My correspondent from the Gamestop thread had more to say that led me to create a new thread:
Note that some of the hedge funds taking it in the shorts (oo, unintended double entendre pun!) are the same funds that tried to drive Tesla out of business by shorting them as well. There’s a bunch of hatred for those funds out there by people like Elon Musk (he’s the only person I’ve seen named, but article claimed there were others). And Tesla is doing very well at the moment. So one could argue, and I do, that some of these hedge funds really deserve to arrive in bankruptcy. They’ve been a corrosive (at best) effect on the economy, and might well be illegally manipulating the market.
I translate my reader’s comments to be a question about the social utility of hedge funds, or Do hedge funds advance the interests of society as a whole. Much like my frankly skeptical questions about the utility of trading algorithms which depend on speed measured in microseconds or less, and often result in owning stocks for a few seconds. The idea that making money by taking advantage of the gap between prices in a microsecond caused by the advent of news doesn’t seem to be wise investing, but rather an experiment in gaming a system.
It’s legal I presume, but, by not following the rules dictated by the reason the market exists at all, a probability exists that the markets will become contaminated, much like zombies are humans contaminated by a virus. If there were zombies. The market strays further and further from its primary purpose.
While hedge funds may, as a general concept, serve a social function, my reader’s comment to the effect that hedge funds have engaged in activities designed to maximize their profitability has caused the investment of investors in resentment.
And these observations, I think, most investors would characterize as fraudulent. Back when I paid a lot of attention to investing, there were certain firms known to take a short positions in certain companies, and then they’d start spewing out reports that painted the companies in a negative light. Were they truthful? Was it even ethical for them to issue reports that must be characterized as self-interested, whether accurate or not? Individual investors who were positive on those companies were resentful, because they lacked the resources to influence the market as much as the big firms could. That meant the market was being distorted.

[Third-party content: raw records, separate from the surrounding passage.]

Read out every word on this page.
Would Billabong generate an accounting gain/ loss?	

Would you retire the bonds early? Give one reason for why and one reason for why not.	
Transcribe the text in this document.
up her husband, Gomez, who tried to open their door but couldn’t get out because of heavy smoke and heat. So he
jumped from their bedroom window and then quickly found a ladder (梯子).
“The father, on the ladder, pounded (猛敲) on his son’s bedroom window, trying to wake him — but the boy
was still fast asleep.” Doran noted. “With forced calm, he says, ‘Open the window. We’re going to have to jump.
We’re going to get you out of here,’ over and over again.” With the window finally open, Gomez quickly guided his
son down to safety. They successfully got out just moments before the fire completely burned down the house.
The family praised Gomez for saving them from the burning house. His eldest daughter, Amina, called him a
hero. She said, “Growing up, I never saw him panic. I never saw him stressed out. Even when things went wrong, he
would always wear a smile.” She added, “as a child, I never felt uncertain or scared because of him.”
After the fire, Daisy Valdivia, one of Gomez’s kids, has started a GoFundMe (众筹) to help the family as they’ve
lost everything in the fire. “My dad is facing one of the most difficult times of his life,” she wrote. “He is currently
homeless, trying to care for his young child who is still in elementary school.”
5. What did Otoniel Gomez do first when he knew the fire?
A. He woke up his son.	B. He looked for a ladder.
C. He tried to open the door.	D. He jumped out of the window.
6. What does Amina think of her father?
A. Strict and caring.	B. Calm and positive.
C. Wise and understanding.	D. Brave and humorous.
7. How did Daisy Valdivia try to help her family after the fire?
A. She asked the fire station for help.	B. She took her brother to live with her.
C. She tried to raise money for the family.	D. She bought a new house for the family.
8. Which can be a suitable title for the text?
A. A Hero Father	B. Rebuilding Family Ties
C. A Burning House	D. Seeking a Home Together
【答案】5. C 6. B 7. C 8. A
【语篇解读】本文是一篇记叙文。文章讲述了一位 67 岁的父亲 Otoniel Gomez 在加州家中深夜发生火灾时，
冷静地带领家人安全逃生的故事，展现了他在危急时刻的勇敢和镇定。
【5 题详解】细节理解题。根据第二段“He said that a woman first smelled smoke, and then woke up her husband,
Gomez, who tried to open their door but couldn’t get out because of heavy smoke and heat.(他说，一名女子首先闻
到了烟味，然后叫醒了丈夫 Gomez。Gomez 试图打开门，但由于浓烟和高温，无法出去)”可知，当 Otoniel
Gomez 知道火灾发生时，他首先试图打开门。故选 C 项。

And that lead to hatred. It’s one thing to play a game, but when only some of the players have to follow the rules, then there’s suspicion. People may leave the market, to its detriment. And others may profit without justification. Which all leads to Leon Cooperman.
Who is Cooperman? He’s a billionaire hedge fund manager who recently commented on the Gamestop ongoing incident and taxation in general:
“The reason the market is doing what it’s doing is people are sitting at home getting their checks from the government, okay, and this fair share is a bullshit concept,” Cooperman shouted on the business network earlier today. “It’s just a way of attacking wealthy people. It’s inappropriate and we all gotta work together and pull together.”
While Cooperman does not appear to have been affected by the GameStop carnage, at least in a meaningful way, he’s basically the perfect person to show up on TV and scream about how wealthy people are being attacked. If you’re unfamiliar with the guy, he’s long been known for going apeshit when people suggest that the über-wealthy aren’t paying their fair share, or when politicians express anything less than total respect for the “job creators” of the world. During the Obama years, he claimed that the 44th president’s decision to call Wall Street executives “fat cat bankers” right after the financial crisis was encouraging “class warfare” and that Obama’s “tone” was “cleaving a widening gulf…between the downtrodden and those best positioned to help them,” i.e. the benevolent rich. During the 2020 Democratic primary, he sparred with Elizabeth Warren over her supposedly “shitting on” the American dream and for being mean to the 0.000001%. And after the Democratic primary race came down to Joe Biden and Bernie Sanders, he claimed that Sanders was “a bigger threat [to the stock market] than the coronavirus.” Yes, the coronavirus. (Later, he went on CNBC and cried, claiming he’d been so antagonistic about 2020 because he cares so much about America.) [Vanity Fair]
As he’s a hedge fund manager, I just have to wonder what social utility he brought to society that warrants his assumption of such a privileged position – and his violent rejection of the idea that his taxes should be higher than they are, especially in view of the various statistical studies indicating wealth is so deeply concentrated in the upper reaches of society.
I mean, I have no problem with an inventor of a vaccine being accorded a ton of money. The social utility is obvious. But what did a hedge fund manager do that results in a similar position? Financial cleverness, political connections, and depending on the largesse of government to bail you out in case you screw up, none of these are impressive. They’re depressing.
But I’d like to see him address that basic question of social utility, rather than shouting about his taxes going up and how that’s horrible. I feel like his shouting is the distracting hand of the magician, and we need to figure out what that other hand is doing.